The latest report from the Association of Corporate Counsel (ACC) suggests that the role of in-house lawyers will transform as legal teams meet and exceed operational goals for their companies. Specifically, the transformation will see in-house counsel “come full circle” and be given a seat at the strategic table more often.
“According to the data, today a robust 65 per cent of law departments are strategic partners, inextricably woven into every function that feeds the organisational bloodstream,” the 2016 ACC Law Department Management Report said.
The report said the role of general counsel is morphing towards “strategic integration”, incrementally and by “degrees of power”.
The ACC said the trend is a change for the better, as it can offer businesses the benefit of the “enterprise-wide” knowledge that naturally sits in legal teams.
The report went on to imply that by fostering better relationships between in-house legal teams and other specialist units within a company, a door is opened to provide strategic planning advice to the board.

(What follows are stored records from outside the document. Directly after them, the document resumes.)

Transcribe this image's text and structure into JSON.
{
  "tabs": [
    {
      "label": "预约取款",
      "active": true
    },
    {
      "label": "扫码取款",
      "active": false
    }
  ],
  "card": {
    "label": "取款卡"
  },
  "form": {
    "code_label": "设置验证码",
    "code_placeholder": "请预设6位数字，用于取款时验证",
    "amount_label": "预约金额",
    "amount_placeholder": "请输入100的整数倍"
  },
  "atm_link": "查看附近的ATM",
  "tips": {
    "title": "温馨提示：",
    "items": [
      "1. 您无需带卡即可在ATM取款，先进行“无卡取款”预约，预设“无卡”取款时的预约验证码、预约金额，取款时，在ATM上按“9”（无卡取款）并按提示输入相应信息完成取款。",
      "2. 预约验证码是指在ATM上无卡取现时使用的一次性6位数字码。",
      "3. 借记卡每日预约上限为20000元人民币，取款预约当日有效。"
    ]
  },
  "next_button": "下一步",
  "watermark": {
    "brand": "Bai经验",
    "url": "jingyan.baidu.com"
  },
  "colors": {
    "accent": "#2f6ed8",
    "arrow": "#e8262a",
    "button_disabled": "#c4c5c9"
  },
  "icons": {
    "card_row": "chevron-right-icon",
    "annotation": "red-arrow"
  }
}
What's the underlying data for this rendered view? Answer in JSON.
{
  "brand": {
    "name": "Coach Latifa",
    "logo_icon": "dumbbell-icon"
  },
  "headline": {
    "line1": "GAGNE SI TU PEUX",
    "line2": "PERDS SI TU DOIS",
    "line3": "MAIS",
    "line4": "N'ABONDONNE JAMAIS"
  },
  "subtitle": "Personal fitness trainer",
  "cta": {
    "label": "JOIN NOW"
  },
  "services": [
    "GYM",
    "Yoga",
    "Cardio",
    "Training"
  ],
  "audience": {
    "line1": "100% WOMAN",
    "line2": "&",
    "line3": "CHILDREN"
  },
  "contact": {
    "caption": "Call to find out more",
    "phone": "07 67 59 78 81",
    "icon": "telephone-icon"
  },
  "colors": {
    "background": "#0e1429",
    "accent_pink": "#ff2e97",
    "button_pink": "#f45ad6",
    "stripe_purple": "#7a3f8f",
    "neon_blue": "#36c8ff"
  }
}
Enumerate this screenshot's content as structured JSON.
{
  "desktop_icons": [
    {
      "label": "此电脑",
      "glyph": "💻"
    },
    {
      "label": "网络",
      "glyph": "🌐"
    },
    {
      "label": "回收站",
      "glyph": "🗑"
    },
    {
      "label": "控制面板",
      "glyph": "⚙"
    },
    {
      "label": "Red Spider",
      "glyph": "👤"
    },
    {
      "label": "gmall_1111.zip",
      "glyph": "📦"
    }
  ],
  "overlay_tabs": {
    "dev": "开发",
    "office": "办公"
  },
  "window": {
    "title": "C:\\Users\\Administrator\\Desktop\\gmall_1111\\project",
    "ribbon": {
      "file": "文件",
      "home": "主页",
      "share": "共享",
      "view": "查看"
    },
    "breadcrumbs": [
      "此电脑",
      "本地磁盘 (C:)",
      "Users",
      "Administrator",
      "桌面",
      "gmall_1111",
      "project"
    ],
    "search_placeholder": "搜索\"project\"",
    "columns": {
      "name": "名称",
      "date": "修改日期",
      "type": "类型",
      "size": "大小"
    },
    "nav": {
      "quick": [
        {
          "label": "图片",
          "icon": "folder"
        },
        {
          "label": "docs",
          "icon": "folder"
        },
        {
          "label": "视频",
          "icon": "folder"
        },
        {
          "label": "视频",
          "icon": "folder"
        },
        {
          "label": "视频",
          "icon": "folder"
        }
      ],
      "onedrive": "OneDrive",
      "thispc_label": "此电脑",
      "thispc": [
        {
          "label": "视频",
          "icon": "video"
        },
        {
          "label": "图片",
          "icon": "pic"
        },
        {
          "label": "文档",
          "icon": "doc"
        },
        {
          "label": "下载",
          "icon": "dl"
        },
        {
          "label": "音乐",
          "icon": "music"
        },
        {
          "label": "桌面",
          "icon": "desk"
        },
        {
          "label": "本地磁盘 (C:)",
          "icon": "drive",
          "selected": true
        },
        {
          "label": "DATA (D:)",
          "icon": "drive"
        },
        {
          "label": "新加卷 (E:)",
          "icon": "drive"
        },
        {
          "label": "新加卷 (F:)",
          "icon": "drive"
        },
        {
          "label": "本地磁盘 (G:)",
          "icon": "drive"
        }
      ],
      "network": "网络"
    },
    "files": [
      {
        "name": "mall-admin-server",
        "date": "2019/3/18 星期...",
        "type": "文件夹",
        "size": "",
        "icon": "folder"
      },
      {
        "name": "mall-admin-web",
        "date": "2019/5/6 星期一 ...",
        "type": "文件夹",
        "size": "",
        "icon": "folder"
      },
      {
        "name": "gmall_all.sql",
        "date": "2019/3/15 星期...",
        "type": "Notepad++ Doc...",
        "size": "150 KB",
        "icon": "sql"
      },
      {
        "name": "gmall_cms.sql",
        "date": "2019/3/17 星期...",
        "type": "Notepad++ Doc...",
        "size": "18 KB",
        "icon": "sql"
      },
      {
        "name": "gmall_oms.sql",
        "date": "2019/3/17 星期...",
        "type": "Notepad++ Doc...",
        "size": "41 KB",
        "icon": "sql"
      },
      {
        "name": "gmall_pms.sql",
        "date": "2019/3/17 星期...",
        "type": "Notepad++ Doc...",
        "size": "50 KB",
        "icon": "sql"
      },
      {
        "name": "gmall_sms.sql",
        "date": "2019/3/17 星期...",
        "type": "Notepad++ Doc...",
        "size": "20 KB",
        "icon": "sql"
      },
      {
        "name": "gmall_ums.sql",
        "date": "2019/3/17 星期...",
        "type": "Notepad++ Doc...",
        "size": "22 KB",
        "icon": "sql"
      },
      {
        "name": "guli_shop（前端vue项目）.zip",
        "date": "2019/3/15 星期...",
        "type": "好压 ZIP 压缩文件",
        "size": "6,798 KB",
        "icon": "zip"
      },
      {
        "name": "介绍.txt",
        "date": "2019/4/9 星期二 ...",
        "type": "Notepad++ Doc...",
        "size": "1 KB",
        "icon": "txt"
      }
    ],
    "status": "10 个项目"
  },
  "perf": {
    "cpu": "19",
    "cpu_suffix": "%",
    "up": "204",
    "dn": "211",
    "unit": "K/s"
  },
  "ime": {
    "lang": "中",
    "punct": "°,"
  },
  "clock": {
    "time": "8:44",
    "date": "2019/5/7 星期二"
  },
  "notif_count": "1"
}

The legal teams with greater “organisational influence” are those that nurture their relationships with other business units such as IT, human resources and corporate communications, the report said.
“The beneficial goal of full corporate integration will entail or directly lead to intensified relations with the board as well as C-suite [to] work indissolubly with directors to ensure that their oversight is comprehensive and that the questions asked, and the recommendations made, speak advisedly to the future of the enterprise,” the report said.
The ACC identified three operational strengths that empower legal teams to “define and deliver” maximum value for their companies, in turn elevating their strategic profile.
According to the report, strategic advice is most sought from legal teams that maintain consistent budgets, apply innovation to their work and utilise management practices to drive efficiency.
Three quarters of in-house respondents surveyed for the report said their legal departments “almost always” meet with business leaders to discuss risk.
Fifty-four per cent of respondents said their departments come within 5 per cent of their budget. The data also showed that spending within the budget was easier for smaller legal departments, as a result of less litigation and smaller regulatory workloads.